Tiragli tutto fuori dalle tasche, da tutte le tasche. Ti laverai dopo. Potrai farti la doccia tutte le volte che vorrai. Potrai strofinarti le mani fino a farle sanguinare prima di riuscire a sentirti di nuovo abbastanza pulito da poter dormire la notte.
Preso tutto? Allora esci di lì.
Questo brano, che ho tratto e liberamente tradotto da Characters and Viewpoint, di Orson Scott Card, è sicuramente molto particolare. 

L'utilizzo della seconda persona conferisce alla scena un'atmosfera specifica. Avremmo potuto raccontare gli stessi identici avvenimenti in prima o in terza persona singolare? Sì, certo, ma non avrebbe avuto lo stesso effetto. 
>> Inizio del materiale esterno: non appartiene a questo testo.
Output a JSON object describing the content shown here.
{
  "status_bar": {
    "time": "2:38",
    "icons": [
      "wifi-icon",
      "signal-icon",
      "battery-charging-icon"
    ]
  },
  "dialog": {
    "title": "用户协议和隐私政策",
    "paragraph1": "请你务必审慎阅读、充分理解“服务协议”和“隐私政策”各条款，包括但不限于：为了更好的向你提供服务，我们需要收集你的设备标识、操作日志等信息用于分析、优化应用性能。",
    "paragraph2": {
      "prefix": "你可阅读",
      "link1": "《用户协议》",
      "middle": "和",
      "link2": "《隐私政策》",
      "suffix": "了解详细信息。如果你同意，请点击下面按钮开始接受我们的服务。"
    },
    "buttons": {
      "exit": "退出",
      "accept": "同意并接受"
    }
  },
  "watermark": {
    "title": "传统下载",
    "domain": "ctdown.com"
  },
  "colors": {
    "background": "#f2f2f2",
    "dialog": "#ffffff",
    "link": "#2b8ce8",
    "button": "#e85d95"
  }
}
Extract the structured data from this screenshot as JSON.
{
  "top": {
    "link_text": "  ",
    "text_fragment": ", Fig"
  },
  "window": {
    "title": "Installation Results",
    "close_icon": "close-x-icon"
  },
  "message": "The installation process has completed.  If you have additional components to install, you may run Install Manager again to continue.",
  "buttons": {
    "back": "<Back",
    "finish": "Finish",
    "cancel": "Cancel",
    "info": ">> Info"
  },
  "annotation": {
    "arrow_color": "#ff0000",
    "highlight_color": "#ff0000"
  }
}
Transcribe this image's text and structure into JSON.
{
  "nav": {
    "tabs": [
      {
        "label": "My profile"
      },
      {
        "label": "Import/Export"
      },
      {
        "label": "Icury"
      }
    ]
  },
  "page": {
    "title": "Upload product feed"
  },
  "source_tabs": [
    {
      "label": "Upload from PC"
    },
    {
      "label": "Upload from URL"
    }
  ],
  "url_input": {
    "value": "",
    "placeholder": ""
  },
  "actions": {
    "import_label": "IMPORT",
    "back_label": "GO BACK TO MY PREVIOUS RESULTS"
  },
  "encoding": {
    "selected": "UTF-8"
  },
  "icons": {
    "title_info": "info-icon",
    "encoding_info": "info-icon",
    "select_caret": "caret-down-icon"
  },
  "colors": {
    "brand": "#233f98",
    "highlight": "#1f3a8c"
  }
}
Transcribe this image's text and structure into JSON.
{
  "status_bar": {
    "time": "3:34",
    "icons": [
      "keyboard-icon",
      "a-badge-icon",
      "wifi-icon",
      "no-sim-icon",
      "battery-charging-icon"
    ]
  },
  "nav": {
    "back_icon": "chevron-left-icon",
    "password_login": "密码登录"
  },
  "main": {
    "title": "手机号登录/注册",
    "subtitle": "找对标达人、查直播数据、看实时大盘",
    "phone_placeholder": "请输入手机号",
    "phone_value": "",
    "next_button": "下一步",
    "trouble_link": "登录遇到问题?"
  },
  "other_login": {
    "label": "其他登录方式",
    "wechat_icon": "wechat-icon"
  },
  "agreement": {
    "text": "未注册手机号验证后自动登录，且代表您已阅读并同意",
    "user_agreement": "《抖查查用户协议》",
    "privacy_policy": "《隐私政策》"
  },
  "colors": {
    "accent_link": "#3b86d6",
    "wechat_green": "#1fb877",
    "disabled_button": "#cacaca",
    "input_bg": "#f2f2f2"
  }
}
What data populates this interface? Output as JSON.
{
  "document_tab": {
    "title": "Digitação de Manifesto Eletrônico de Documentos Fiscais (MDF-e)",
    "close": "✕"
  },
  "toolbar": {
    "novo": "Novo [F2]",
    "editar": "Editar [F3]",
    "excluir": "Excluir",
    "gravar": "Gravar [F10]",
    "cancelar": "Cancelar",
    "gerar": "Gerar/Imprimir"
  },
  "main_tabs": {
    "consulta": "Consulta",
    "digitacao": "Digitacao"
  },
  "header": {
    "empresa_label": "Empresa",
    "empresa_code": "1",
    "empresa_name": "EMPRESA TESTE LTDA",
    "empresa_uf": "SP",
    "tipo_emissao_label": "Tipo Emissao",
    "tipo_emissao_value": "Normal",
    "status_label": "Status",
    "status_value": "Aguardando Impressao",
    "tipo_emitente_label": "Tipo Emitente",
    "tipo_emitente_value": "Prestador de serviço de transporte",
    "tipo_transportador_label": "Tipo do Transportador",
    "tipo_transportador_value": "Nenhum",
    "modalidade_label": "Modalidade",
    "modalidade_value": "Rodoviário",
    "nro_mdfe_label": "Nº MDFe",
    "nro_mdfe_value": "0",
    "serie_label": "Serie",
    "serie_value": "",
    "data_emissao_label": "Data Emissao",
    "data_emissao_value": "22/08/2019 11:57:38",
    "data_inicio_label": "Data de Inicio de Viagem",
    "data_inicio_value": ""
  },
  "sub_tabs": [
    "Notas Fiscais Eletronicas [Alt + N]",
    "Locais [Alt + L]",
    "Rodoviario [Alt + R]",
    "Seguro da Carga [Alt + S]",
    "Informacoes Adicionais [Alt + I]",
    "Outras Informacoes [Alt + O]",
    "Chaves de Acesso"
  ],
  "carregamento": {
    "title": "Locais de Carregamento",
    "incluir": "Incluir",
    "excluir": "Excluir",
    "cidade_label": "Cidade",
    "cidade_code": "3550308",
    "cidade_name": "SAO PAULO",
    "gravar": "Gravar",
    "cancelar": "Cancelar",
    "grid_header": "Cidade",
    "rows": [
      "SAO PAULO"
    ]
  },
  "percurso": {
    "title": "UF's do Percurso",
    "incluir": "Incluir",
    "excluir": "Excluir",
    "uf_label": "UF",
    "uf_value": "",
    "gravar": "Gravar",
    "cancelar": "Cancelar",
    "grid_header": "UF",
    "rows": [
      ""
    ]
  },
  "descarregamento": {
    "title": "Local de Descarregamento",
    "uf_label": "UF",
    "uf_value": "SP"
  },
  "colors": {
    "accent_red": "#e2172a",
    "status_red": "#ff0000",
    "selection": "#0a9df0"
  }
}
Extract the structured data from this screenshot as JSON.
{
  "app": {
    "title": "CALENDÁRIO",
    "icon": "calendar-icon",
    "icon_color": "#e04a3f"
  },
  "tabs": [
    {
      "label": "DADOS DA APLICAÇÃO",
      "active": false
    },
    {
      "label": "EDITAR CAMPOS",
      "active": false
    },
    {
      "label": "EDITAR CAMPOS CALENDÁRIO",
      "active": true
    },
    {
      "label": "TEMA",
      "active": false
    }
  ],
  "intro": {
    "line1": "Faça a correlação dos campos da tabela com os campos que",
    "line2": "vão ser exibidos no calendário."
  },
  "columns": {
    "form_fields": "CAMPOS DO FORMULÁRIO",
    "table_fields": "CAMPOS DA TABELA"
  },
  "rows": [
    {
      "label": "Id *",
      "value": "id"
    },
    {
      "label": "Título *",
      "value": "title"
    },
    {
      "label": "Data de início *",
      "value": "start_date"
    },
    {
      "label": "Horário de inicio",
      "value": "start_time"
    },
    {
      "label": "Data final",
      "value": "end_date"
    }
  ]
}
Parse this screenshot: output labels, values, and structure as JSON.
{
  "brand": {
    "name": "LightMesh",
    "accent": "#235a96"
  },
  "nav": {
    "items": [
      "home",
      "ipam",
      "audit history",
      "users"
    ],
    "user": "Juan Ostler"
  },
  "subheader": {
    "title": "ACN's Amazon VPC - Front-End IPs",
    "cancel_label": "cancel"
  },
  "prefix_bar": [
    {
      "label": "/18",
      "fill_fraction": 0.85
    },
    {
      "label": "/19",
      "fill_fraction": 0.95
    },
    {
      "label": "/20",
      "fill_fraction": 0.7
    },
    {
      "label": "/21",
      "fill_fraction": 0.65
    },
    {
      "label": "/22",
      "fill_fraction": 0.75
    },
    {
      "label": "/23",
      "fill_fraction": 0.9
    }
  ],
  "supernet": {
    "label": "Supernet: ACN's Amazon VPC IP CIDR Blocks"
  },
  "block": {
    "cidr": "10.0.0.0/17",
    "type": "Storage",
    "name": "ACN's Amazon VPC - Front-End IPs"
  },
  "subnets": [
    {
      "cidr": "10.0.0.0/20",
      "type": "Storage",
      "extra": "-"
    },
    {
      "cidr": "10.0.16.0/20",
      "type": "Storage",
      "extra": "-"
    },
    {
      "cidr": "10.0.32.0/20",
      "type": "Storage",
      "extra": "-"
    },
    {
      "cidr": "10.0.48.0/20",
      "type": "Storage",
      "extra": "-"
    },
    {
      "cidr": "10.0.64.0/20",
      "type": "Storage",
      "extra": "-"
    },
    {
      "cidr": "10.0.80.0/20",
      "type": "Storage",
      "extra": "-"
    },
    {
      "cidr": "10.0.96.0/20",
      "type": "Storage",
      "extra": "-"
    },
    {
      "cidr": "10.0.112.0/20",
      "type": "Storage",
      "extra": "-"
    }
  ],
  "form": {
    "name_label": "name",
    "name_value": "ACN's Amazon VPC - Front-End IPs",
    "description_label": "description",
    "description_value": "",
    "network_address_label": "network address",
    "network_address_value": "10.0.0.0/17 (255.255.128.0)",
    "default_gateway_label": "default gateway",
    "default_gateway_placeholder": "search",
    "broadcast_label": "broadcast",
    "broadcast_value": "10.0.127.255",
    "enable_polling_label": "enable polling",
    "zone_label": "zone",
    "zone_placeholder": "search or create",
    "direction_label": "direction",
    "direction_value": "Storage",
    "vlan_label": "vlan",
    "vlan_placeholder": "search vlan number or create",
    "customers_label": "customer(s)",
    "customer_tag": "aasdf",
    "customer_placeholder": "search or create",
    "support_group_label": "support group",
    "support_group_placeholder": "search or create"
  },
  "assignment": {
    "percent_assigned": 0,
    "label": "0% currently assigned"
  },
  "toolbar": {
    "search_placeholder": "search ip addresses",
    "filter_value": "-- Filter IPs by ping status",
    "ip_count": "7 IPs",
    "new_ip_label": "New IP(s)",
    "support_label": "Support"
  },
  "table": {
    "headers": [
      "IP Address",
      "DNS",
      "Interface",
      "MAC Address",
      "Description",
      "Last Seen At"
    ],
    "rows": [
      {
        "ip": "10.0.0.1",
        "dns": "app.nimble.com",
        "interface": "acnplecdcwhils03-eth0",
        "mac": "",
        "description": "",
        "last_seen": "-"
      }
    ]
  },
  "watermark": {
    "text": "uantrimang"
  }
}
Cosa possiamo dire di questa seconda persona? Potrebbe trattarsi del protagonista che si rivolge a se stesso per farsi forza, per convincersi a fare una cosa oggettivamente orribile e che magari non è nel suo carattere né nella sua storia personale (potrebbe essere un impiegato di banca qualsiasi finito per caso in un brutto affare di droga). Potrebbero anche essere le istruzioni di un altro personaggio che guidano il protagonista in una scena di "azione assistita"; non vediamo il personaggio compiere direttamente questi gesti, ma li viviamo attraverso la ricostruzione dell'ordine.

In ogni caso, la seconda persona è giustificata da una certa atmosfera. Abbiamo utilizzato la persona come uno strumento, un mezzo per raggiungere un fine. Al lettore non viene da chiedersi "sì, ma perché la seconda persona?", perché nell'utilizzo dello strumento c'è la sua ragion d'essere. Poi può piacere o non piacere, e c'è comunque da dire che non credo si tratti di una tecnica che possa essere tirata avanti per più di una pagina o due... Tuttavia, se usata con cognizione di causa, la seconda persona può sicuramente tornare utile.

Diverso sarebbe il caso di una scena scritta in questo modo:
Decidi di alzarti presto questa mattina, perché sai che non puoi permetterti di poltrire a letto. La mamma ieri ti ha fatto una bella lavata di capo, per via della bocciatura e del fatto che perdi troppo tempo davanti al computer. Ma cosa ne sa lei? Ai suoi tempi il computer non c'era, sennò ci avrebbe "perso tempo" anche lei, ne sei sicura. Mica è colpa tua se lei poteva vivere solo di telefoni a gettoni e tu invece hai la possibilità di sentirti con le amiche via MSN.
Qual è il senso di questa seconda persona? Se qui sostituissimo alla seconda persona una terza persona, non cambierebbe assolutamente niente. Mentre nel primo esempio l'atmosfera e il senso generale del brano verrebbero stravolti, in questo caso la seconda persona è solo un elemento "di colore" assolutamente accessorio, più fastidioso che altro. Il lettore si chiede il motivo di questo "distanziamento", di questa seconda persona che crea uno strano alone di separazione tra il personaggio, l'azione e l'osservatore, e nel testo non trova nessuna risposta soddisfacente.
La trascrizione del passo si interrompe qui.